The elder daughter of Captain Joel and Elizabeth Childress, Sarah grew up on a plantation near Murfreesboro, Tennessee. She was schooled first to Nashville, then to the Moravians' "female academy" at Salem, North Carolina, one of the very few institutions of higher learning available to women in the early 19th century.

James K. Polk had begun his first year's service in the Tennessee legislature when they were married on New Year's Day, 1824; he was 28, she 20. The story goes that Andrew Jackson had encouraged their romance; he certainly made Polk a political protege, and as such Polk represented a district in Congress for 14 sessions.

She accompanied her husband to Washington whenever she could, and they soon won a place in its most select social circles. Constantly--but privately--Sarah was helping him with his speeches, copying his correspondence, giving him advice. Much as she enjoyed politics, she would warn him against overwork. He would hand her a newspaper--"Sarah, here is something I wish you to read..."--and she would set to work as well.

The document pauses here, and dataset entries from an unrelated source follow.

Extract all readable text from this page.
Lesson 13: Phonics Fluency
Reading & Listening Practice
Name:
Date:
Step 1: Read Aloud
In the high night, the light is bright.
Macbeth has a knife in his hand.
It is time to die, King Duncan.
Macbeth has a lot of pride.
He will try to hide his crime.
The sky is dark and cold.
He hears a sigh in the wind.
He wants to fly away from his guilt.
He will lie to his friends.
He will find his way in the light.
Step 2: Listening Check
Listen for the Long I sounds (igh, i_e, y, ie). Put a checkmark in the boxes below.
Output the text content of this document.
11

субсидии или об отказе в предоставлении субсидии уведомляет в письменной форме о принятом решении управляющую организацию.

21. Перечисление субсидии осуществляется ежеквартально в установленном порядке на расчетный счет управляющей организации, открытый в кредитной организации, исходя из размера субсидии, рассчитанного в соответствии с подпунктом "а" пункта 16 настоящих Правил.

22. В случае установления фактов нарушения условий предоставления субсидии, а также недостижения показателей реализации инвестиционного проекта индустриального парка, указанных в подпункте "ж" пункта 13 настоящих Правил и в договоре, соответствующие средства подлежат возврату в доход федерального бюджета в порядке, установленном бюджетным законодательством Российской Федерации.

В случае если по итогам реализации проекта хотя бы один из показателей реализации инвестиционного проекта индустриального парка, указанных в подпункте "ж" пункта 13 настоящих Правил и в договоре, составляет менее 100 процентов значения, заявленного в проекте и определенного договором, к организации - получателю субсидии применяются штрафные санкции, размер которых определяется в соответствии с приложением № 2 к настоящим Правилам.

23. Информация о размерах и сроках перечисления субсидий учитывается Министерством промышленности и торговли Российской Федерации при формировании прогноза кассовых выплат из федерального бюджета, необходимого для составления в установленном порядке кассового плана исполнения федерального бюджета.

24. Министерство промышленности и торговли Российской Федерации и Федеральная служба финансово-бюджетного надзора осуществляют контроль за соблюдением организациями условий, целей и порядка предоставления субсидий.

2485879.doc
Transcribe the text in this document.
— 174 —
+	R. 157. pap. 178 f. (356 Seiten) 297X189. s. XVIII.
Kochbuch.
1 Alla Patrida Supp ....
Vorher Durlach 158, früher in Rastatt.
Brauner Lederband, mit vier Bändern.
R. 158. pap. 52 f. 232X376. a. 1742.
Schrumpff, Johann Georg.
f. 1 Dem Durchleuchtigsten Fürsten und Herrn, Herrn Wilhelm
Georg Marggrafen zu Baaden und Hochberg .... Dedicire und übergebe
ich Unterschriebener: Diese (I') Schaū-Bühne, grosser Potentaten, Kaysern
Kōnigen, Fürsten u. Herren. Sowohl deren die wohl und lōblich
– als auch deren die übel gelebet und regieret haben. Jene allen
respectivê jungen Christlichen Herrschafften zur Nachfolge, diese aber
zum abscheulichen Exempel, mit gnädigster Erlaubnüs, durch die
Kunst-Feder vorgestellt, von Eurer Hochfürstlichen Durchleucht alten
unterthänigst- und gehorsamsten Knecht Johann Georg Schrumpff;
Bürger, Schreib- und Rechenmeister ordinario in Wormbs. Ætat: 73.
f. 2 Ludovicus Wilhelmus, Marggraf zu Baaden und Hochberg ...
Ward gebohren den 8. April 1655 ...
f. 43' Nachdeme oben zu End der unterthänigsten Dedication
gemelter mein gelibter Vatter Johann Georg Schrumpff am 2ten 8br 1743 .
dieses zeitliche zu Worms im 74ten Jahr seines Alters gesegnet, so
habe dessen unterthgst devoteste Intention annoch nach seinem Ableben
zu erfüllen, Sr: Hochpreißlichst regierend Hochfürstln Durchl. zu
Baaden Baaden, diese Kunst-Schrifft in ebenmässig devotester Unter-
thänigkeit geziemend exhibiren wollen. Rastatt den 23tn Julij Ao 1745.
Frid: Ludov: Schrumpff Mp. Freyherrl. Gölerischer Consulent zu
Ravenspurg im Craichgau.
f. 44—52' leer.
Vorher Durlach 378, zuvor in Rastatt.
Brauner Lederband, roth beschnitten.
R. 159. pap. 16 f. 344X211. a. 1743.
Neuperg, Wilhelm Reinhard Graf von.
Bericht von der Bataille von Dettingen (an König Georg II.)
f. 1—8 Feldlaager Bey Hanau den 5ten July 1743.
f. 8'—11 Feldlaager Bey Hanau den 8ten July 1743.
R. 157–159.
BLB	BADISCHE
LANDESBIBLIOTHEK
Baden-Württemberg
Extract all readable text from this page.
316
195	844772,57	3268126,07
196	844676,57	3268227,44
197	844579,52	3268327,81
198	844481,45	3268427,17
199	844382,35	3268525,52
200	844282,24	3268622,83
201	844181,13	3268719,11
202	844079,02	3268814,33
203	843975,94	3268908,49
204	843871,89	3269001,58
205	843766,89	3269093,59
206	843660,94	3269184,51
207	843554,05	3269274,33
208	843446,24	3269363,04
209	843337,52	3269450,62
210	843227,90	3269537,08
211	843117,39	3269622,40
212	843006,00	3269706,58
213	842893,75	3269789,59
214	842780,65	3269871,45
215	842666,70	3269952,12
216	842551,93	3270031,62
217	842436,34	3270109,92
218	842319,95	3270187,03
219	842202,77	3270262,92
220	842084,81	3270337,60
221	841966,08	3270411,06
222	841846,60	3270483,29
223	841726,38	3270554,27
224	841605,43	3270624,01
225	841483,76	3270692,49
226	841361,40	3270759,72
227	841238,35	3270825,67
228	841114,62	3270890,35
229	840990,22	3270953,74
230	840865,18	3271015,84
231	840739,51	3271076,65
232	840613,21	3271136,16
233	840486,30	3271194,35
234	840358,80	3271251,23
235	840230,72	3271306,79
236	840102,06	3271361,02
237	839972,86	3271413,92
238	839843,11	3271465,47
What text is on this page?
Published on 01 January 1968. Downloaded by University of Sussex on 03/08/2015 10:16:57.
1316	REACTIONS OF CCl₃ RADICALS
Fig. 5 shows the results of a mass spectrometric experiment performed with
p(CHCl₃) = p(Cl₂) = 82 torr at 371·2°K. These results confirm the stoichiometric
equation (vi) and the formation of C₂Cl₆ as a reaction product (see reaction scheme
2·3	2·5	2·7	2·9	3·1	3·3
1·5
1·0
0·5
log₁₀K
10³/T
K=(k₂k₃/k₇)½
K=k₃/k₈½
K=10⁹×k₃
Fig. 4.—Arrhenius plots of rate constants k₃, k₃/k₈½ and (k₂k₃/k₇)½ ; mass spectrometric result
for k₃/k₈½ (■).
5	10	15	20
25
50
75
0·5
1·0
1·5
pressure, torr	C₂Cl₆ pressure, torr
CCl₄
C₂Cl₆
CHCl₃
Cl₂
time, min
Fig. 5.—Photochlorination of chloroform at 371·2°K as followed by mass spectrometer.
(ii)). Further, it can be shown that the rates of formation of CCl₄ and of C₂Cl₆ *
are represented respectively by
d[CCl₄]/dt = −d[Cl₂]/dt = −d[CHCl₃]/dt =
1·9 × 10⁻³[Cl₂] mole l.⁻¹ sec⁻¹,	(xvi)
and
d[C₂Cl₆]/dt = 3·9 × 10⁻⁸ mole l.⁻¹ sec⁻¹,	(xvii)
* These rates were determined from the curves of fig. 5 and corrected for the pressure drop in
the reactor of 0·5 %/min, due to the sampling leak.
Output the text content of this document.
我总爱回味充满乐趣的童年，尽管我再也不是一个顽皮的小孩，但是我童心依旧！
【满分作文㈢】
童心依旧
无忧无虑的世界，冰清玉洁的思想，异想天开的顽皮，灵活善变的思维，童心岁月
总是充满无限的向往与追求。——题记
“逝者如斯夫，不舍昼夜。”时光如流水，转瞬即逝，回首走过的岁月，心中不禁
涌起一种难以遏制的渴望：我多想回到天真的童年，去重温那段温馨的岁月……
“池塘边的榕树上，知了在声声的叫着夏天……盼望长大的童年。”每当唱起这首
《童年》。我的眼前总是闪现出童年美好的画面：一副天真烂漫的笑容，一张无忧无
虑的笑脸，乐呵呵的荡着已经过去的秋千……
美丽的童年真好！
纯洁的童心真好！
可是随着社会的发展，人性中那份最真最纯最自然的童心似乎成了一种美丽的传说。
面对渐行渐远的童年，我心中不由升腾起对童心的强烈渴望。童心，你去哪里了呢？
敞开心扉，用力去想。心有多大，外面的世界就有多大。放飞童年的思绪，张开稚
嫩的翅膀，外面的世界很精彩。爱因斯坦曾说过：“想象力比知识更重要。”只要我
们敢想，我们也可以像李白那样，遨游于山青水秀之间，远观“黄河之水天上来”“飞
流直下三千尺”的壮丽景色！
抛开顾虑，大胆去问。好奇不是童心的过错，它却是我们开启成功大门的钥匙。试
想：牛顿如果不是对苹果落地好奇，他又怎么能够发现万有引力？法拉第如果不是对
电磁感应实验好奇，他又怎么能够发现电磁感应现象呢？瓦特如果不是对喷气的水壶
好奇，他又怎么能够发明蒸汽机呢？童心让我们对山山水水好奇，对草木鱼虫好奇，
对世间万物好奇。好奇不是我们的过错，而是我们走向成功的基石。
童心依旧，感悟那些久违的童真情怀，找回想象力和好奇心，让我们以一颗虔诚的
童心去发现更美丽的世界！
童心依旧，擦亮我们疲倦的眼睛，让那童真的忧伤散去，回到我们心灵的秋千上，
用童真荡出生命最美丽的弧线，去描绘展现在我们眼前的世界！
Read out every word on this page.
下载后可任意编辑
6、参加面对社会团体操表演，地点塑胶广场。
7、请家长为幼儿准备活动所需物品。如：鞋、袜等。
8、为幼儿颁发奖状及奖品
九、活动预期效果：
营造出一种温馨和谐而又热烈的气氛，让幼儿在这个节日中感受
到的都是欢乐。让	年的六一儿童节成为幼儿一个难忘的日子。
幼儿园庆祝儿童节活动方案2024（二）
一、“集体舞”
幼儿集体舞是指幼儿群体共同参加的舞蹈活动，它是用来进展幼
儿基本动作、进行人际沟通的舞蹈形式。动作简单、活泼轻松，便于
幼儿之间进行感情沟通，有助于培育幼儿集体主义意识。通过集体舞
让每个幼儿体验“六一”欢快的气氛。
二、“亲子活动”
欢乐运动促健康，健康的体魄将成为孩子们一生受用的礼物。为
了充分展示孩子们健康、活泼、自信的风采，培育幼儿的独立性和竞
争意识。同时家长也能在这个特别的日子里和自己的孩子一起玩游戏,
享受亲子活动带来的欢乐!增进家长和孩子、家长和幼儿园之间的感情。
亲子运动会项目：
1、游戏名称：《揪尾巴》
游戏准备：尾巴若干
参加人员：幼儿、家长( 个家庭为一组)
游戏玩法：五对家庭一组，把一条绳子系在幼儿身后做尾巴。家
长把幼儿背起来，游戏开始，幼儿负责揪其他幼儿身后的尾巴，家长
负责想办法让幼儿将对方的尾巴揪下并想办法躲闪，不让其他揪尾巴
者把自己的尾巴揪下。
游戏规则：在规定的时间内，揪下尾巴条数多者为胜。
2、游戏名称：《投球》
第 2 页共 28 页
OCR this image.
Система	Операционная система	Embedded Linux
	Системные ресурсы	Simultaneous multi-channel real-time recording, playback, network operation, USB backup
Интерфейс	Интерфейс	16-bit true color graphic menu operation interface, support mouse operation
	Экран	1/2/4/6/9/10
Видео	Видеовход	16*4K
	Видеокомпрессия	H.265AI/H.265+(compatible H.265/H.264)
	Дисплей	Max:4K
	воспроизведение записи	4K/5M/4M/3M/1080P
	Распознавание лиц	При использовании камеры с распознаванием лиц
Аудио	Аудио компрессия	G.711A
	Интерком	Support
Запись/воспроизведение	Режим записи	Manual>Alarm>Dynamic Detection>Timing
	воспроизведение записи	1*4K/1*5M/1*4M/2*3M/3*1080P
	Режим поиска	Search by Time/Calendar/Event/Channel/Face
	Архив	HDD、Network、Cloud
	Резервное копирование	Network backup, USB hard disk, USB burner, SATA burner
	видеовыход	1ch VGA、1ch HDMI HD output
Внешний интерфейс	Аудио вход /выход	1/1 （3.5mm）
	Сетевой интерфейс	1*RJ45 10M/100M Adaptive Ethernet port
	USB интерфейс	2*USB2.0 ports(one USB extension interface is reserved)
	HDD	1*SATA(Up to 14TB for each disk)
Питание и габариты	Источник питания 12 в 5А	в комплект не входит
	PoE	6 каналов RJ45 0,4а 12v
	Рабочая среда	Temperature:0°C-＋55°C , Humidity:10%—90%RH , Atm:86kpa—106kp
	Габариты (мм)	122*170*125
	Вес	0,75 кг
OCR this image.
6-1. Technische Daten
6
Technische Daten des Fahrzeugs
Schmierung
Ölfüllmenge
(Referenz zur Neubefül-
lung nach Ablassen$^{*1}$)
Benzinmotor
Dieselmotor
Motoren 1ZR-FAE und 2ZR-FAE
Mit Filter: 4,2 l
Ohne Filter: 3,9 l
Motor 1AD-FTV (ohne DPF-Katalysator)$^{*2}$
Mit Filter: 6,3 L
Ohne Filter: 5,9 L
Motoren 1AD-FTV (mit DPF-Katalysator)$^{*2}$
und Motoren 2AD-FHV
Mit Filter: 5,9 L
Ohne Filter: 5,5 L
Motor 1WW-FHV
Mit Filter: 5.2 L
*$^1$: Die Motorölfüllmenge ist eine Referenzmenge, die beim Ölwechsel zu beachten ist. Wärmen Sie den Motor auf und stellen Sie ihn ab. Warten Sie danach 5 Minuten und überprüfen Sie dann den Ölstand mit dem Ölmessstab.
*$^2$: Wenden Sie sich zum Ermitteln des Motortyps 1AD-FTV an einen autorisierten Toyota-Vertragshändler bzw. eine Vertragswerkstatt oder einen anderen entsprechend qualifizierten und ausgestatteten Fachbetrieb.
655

A devout Presbyterian, she refused to attend horse races or the theater. When he returned to Washington as President in 1845, she stepped to her high position. She appeared at the inaugural ball, but did not dance.

Contrasted with Julia Tyler's waltzes, her entertainments have become famous for sedateness and sobriety. Some later accounts say that the Polks never served wine, but in December, 1845 a Congressman's wife recorded in her diary details of a four-hour dinner for forty at the White House--glasses for six different wines, from pink champagne to ruby port and sauterne, "formed a rainbow around each plate." Skilled in tactful conversation, Mrs. Polk enjoyed wide popularity as well as deep respect.

Only three months after retirement to their new home "Polk Place" in Nashville, he died (the shortest retirement of any former US President). Clad always in black, Sarah Polk lived on in that home for 42 years (the longest retirement and widowhood of any former US First Lady). During the Civil War, Mrs. Polk held herself above sectional strife and received with dignity leaders of both Confederate and Union armies; all respected Polk Place as neutral ground. She presided over her house until her death, which occurred three weeks short of her 88th birthday, making Sarah one of the longest living First Ladies in American history, which Anna Harrison, Edith Bolling Wilson, Lady Bird Johnson and Bess Truman have lived longer. She was buried beside her husband, at the Tennessee State Capitol grounds in Nashville, Tennessee.

Sarah Polk, as the First Lady of the United States, even outlived several of her successors: Margaret Taylor, Abigail Fillmore, Jane Pierce, Mary Todd Lincoln, Eliza Johnson and Lucy Webb Hayes. In contrast to several other presidential wives, Sarah Polk's overall health was at a better stance; probably because of her childlessness and she was one of the youngest First Ladies of the United States at that time, at just the age of 41 upon entering the White House, at the same age as Dolley Madison, when she entered the White House in 1809.